(first appeared in TVBEurope magazine)
An axon is the part of a nerve cell that sends one cell’s signal on to the next nerve cell. Without an axon, a nerve cell might be overflowing with great ideas, but its fellows will never know about them. AXON Digital Design, headquartered in The Netherlands, has specialized for years in producing hardware for the transmission, processing, and routing of audio and video signals. Now they’re becoming a key player in getting 3D signals where they need to go.
When Belgian HD company Outside Broadcast wanted to demo the live 3D transmission of an athletics event at last year’s IBC, it didn’t go to a sleek new company selling “the latest in 3D broadcast solutions”. It went to its time-tested partner AXON. Outside Broadcast were already using AXON’s Synapse infrastructure. Their challenge for AXON was not “Can we get some new technology which will allow us to do something new?” but “How can we do something new with the technology we already have?” The Memorial Van Damme, an annual summer event being held in Brussels at the King Baudouin Stadium, concurrently with Amsterdam’s IBC, provided a perfect opportunity to give professionals a taste of the future of live 3D.

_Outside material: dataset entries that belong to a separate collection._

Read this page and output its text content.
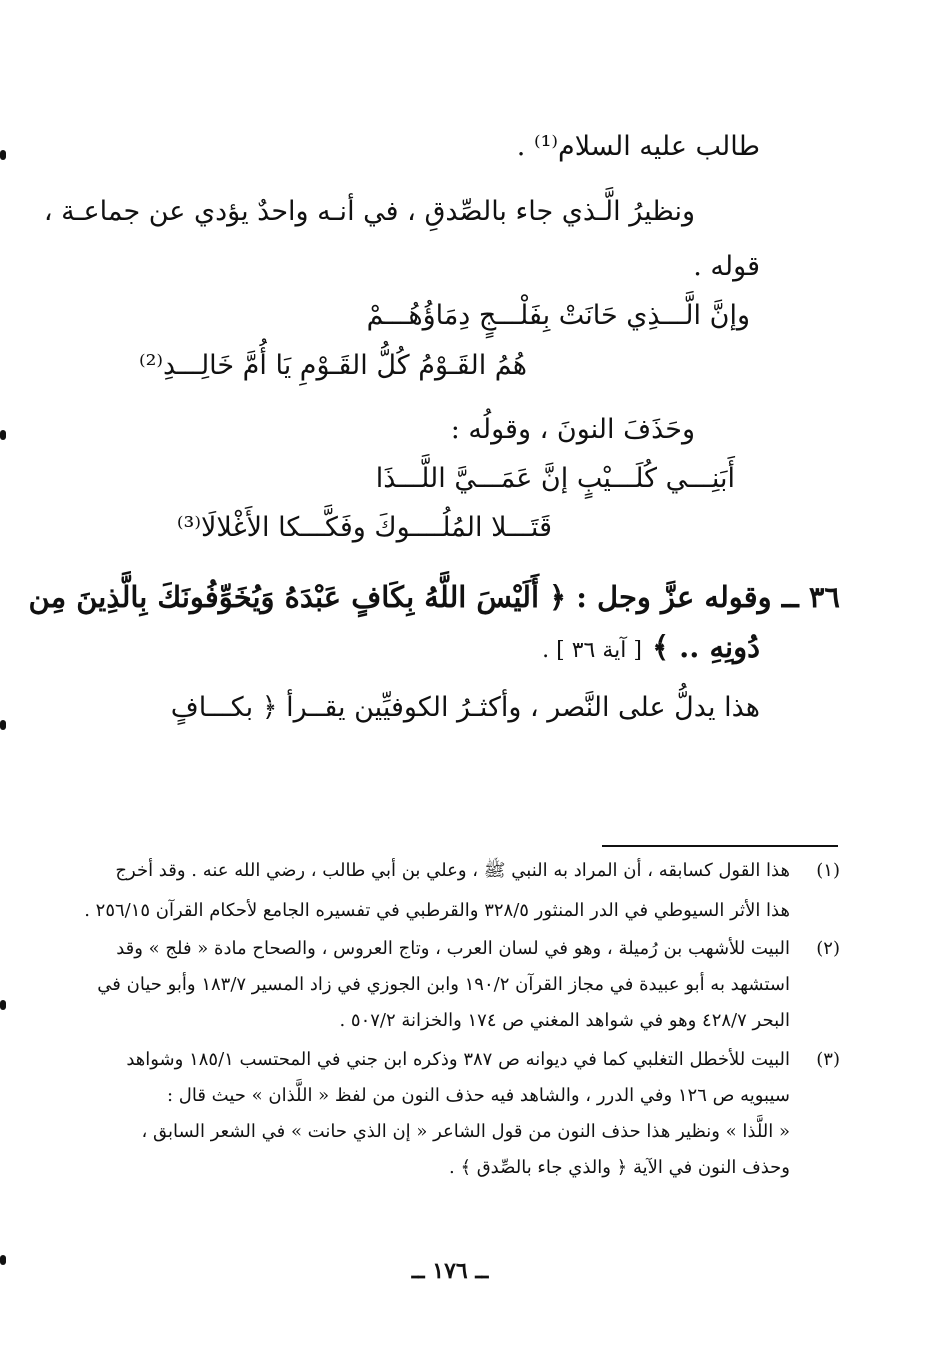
طالب عليه السلام⁽¹⁾ .
ونظيرُ الَّـذي جاء بالصِّدقِ ، في أنـه واحدٌ يؤدي عن جماعـة ،
قوله .
وإنَّ الَّـــذِي حَانَتْ بِفَلْـــجٍ دِمَاؤُهُـــمْ
هُمُ القَـوْمُ كُلُّ القَـوْمِ يَا أُمَّ خَالِـــدِ⁽²⁾
وحَذَفَ النونَ ، وقولُه :
أَبَنِـــي كُلَـــيْبٍ إنَّ عَمَـــيَّ اللَّـــذَا
قَتَـــلا المُلُــــوكَ وفَكَّـــكا الأَغْلالَا⁽³⁾
٣٦ ــ وقوله عزَّ وجل : ﴿ أَلَيْسَ اللَّهُ بِكَافٍ عَبْدَهُ وَيُخَوِّفُونَكَ بِالَّذِينَ مِن
دُونِهِ .. ﴾ [ آية ٣٦ ] .
هذا يدلُّ على النَّصر ، وأكثـرُ الكوفيِّين يقــرأ ﴿ بكـــافٍ
(١)
هذا القول كسابقه ، أن المراد به النبي ﷺ ، وعلي بن أبي طالب ، رضي الله عنه . وقد أخرج
هذا الأثر السيوطي في الدر المنثور ٣٢٨/٥ والقرطبي في تفسيره الجامع لأحكام القرآن ٢٥٦/١٥ .
(٢)
البيت للأشهب بن رُميلة ، وهو في لسان العرب ، وتاج العروس ، والصحاح مادة « فلج » وقد
استشهد به أبو عبيدة في مجاز القرآن ١٩٠/٢ وابن الجوزي في زاد المسير ١٨٣/٧ وأبو حيان في
البحر ٤٢٨/٧ وهو في شواهد المغني ص ١٧٤ والخزانة ٥٠٧/٢ .
(٣)
البيت للأخطل التغلبي كما في ديوانه ص ٣٨٧ وذكره ابن جني في المحتسب ١٨٥/١ وشواهد
سيبويه ص ١٢٦ وفي الدرر ، والشاهد فيه حذف النون من لفظ « اللَّذان » حيث قال :
« اللَّذا » ونظير هذا حذف النون من قول الشاعر « إن الذي حانت » في الشعر السابق ،
وحذف النون في الآية ﴿ والذي جاء بالصِّدق ﴾ .
ــ ١٧٦ ــ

TVBEurope asked AXON’s Chief Technology Officer, Peter Schut , how the company met Outside Broadcast’s needs. “Our Synapse modules are a hot-swappable solution. The infrastructure’s already there. For Outside Broadcast, we modified existing hardware to cope with their requirements, so they didn’t have to rewire anything. It’s very convenient if we can add these features to existing hardware.”

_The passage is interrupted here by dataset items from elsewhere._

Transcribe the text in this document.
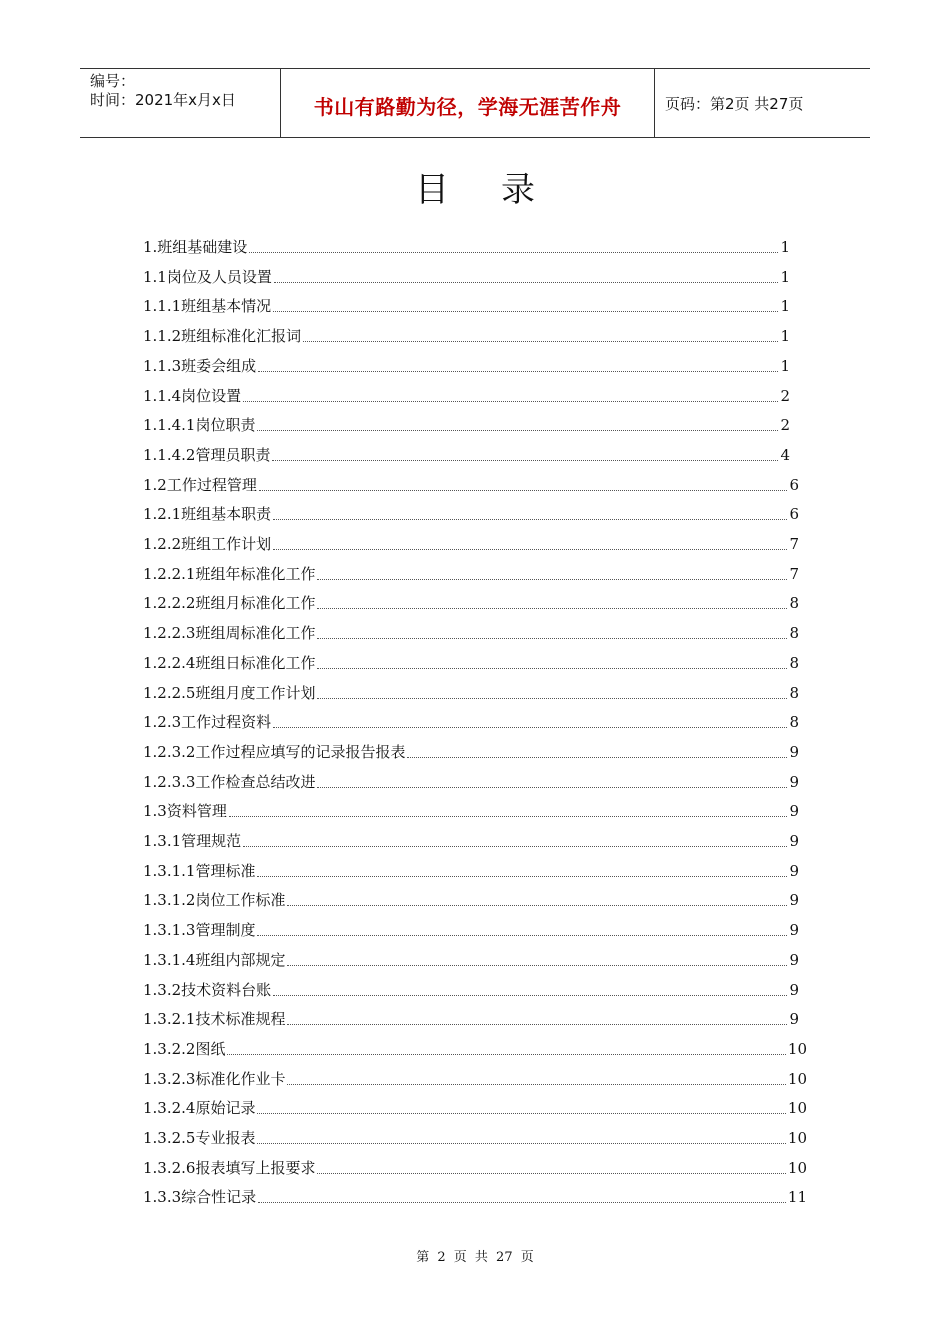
编号：
时间：2021年x月x日	书山有路勤为径，学海无涯苦作舟	页码：第2页 共27页
目录
1.班组基础建设	1
1.1岗位及人员设置	1
1.1.1班组基本情况	1
1.1.2班组标准化汇报词	1
1.1.3班委会组成	1
1.1.4岗位设置	2
1.1.4.1岗位职责	2
1.1.4.2管理员职责	4
1.2工作过程管理	6
1.2.1班组基本职责	6
1.2.2班组工作计划	7
1.2.2.1班组年标准化工作	7
1.2.2.2班组月标准化工作	8
1.2.2.3班组周标准化工作	8
1.2.2.4班组日标准化工作	8
1.2.2.5班组月度工作计划	8
1.2.3工作过程资料	8
1.2.3.2工作过程应填写的记录报告报表	9
1.2.3.3工作检查总结改进	9
1.3资料管理	9
1.3.1管理规范	9
1.3.1.1管理标准	9
1.3.1.2岗位工作标准	9
1.3.1.3管理制度	9
1.3.1.4班组内部规定	9
1.3.2技术资料台账	9
1.3.2.1技术标准规程	9
1.3.2.2图纸	10
1.3.2.3标准化作业卡	10
1.3.2.4原始记录	10
1.3.2.5专业报表	10
1.3.2.6报表填写上报要求	10
1.3.3综合性记录	11
第 2 页 共 27 页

The principle requirement for the 3D transmission was to handle two simultaneous signals of left and right eye information provided by the stereoscopic camera rig. Outside Broadcast used a mirror splitter stereo camera rig – and so also added the necessary flipping of the mirrored image. AXON modified their already existing HXH150 card.
For the 3D transmission two left eye and right eye sources needed to be combined into a single SDI (HD) video stream. This was accomplished by squeezing both images down to an anamorphic half-horizontal size, then displaying them in a side by side mode compatible with MPEG transmissions.
“It was combining software blocks that we would previously use for other purposes,” Peter Schut says, “The card was designed to provide a 4:3 image with a pillar-box on each side to contain additional, external information. It was already ready to receive data from two sources. It was then just a matter of ‘moving the curtains around’ and the scaling algorithms.” His description makes it sound like something accomplished during a working lunch, but it is the AXON team’s skill and experience that allow for elegant, simple solutions, solutions that might take less established companies many hours – and many Euros – to resolve. AXON has prided itself on providing customers with smooth transitions when there are leaps in technology.
Outside Broadcast’s 3D demo was so impressive, that AXON was asked on the spot by EuroMedia for support in its camera motorcycles for 3D broadcast of the Tour De France and the Tour De Paris.
AXON are now offering a new dedicated 3D card, called the H3D100. The H3D100 will also be available in a 3GB version and both versions will have a variety of extra features. The inputs are the standard left and right eye images for stereo production, and feature flexible outputs that directly usable in a production switcher. Look for the H3D100 modules to feature prominently in AXON’s NAB 2010 presentations. These cards are currently being trialed on a few different projects, including L.A.-based video rental company Sweetwater. Sweetwater is also using AXON’s 3D cards to output stereo video for anaglyph viewing. Though anaglyph (you know, those different coloured lenses from the 1950’s) is not recommended for transmission or viewing by a large audience, but it is an inexpensive means of monitoring various 3D outputs.
Despite working intensively in providing 3D solutions to major players in European broadcasting, Schut – like many of us – has been reluctant to whole-heartedly join the 3D mania ubiquitous in the media industries. We asked him the eternal question: Will people watch 3D at home? Schut answered, “Until December, I would have said no. And then I saw “Avatar” – 3 hours of 3D without getting a headache. Now, I think Christmas 2010, if someone’s going to be buying a new big-screen TV, they’ll want it to be 3D capable. How much the viewers will be watching 3D, I don’t know. I don’t think the whole family, day in, day out, is going to be watching every programme with glasses on.”
Schut notes that, in the wake of “Avatar”, CES was a virtual stampede of 3D products and services – some perhaps creating more problems than would ever solve. AXON’s reconfiguring of its well-tried hardware may suggest that solutions to your new 3D challenges may not be far from home.